The report recommends that the UK should allow for an independent public audit of the application of the standard of proof in asylum decisions to be undertaken by an independent body with the requisite legal expertise, such as the United Nations High Commissioner for Refugees.
The report also raises concerns over immigration detention and notes that "[t]orture survivors are regularly detained for immigration purposes in the UK and the current safeguards fail to provide them with adequate protection."
REDRESS joins many others in calling for a 28-day limit for immigration detention.
In addition, the report briefly considers poverty in the asylum process and the risk of destitution.
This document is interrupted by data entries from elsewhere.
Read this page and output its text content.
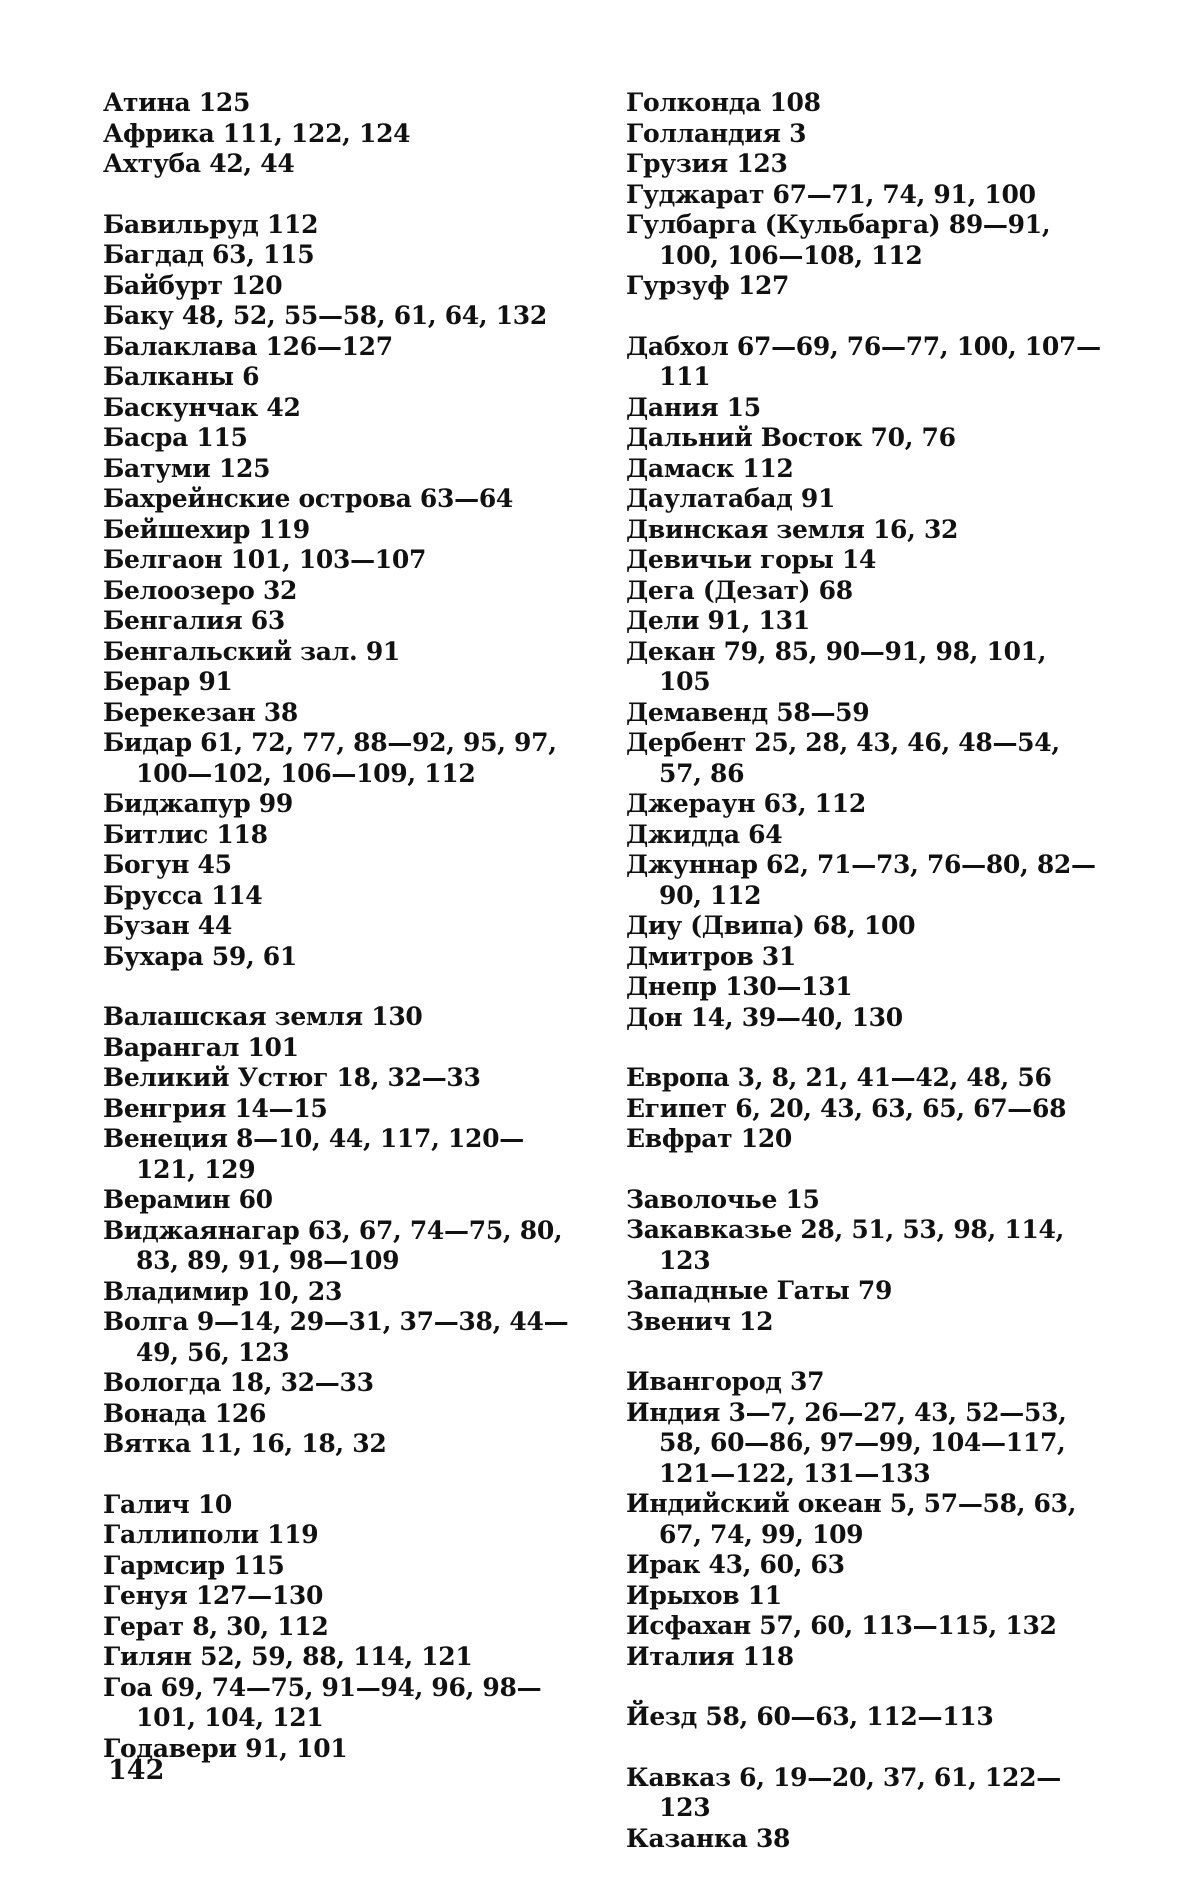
Атина 125
Африка 111, 122, 124
Ахтуба 42, 44
Бавильруд 112
Багдад 63, 115
Байбурт 120
Баку 48, 52, 55—58, 61, 64, 132
Балаклава 126—127
Балканы 6
Баскунчак 42
Басра 115
Батуми 125
Бахрейнские острова 63—64
Бейшехир 119
Белгаон 101, 103—107
Белоозеро 32
Бенгалия 63
Бенгальский зал. 91
Берар 91
Берекезан 38
Бидар 61, 72, 77, 88—92, 95, 97, 100—102, 106—109, 112
Биджапур 99
Битлис 118
Богун 45
Брусса 114
Бузан 44
Бухара 59, 61
Валашская земля 130
Варангал 101
Великий Устюг 18, 32—33
Венгрия 14—15
Венеция 8—10, 44, 117, 120—121, 129
Верамин 60
Виджаянагар 63, 67, 74—75, 80, 83, 89, 91, 98—109
Владимир 10, 23
Волга 9—14, 29—31, 37—38, 44—49, 56, 123
Вологда 18, 32—33
Вонада 126
Вятка 11, 16, 18, 32
Галич 10
Галлиполи 119
Гармсир 115
Генуя 127—130
Герат 8, 30, 112
Гилян 52, 59, 88, 114, 121
Гоа 69, 74—75, 91—94, 96, 98—101, 104, 121
Годавери 91, 101
Голконда 108
Голландия 3
Грузия 123
Гуджарат 67—71, 74, 91, 100
Гулбарга (Кульбарга) 89—91, 100, 106—108, 112
Гурзуф 127
Дабхол 67—69, 76—77, 100, 107—111
Дания 15
Дальний Восток 70, 76
Дамаск 112
Даулатабад 91
Двинская земля 16, 32
Девичьи горы 14
Дега (Дезат) 68
Дели 91, 131
Декан 79, 85, 90—91, 98, 101, 105
Демавенд 58—59
Дербент 25, 28, 43, 46, 48—54, 57, 86
Джераун 63, 112
Джидда 64
Джуннар 62, 71—73, 76—80, 82—90, 112
Диу (Двипа) 68, 100
Дмитров 31
Днепр 130—131
Дон 14, 39—40, 130
Европа 3, 8, 21, 41—42, 48, 56
Египет 6, 20, 43, 63, 65, 67—68
Евфрат 120
Заволочье 15
Закавказье 28, 51, 53, 98, 114, 123
Западные Гаты 79
Звенич 12
Ивангород 37
Индия 3—7, 26—27, 43, 52—53, 58, 60—86, 97—99, 104—117, 121—122, 131—133
Индийский океан 5, 57—58, 63, 67, 74, 99, 109
Ирак 43, 60, 63
Ирыхов 11
Исфахан 57, 60, 113—115, 132
Италия 118
Йезд 58, 60—63, 112—113
Кавказ 6, 19—20, 37, 61, 122—123
Казанка 38
142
It recommends: "The UK should provide asylum seekers and refused asylum seekers with the right to work and provide sufficient support to meet basic needs in line with mainstream income support and ensure that no one becomes destitute."
Sonya Sceats, chief executive of Freedom from Torture, said: "The evidence in this report is a damning indictment of the UK's commitment to its obligations under the Convention Against Torture. The UK should be a leader in the global fight against torture, yet it has resisted demands to hold an independent judge-led inquiry into its own complicity in torture. It continues its poor treatment of torture survivors seeking asylum in the UK, detaining them against its own guidance for indefinite periods of time and forcing them through impossible hoops to prove they have been tortured. This report is a wake-up call – the UK should be leading the world in its opposition to torture and fostering a place of safety for torture survivors."
Corey Stoughton of Liberty said: "Over the five-year reporting period not only have we seen a lack of progress in the fight against torture but also troubling backsliding – with alarming evidence of ill-treatment in public services such as immigration detention centres, prisons and mental health facilities, and a lack of accountability for torture and ill-treatment overseas. Set in the context of an increasingly hostile environment for migrants and undocumented people, the report paints a disturbing picture. It is high time that the UK lives up to the reputation it sets for itself as a human rights leader and takes seriously its fundamental commitment to the absolute prohibition of torture and other forms of ill-treatment."
Other submissions to the Committee against Torture, and the UK's state report, can be accessed from the Committee's 66th session page here.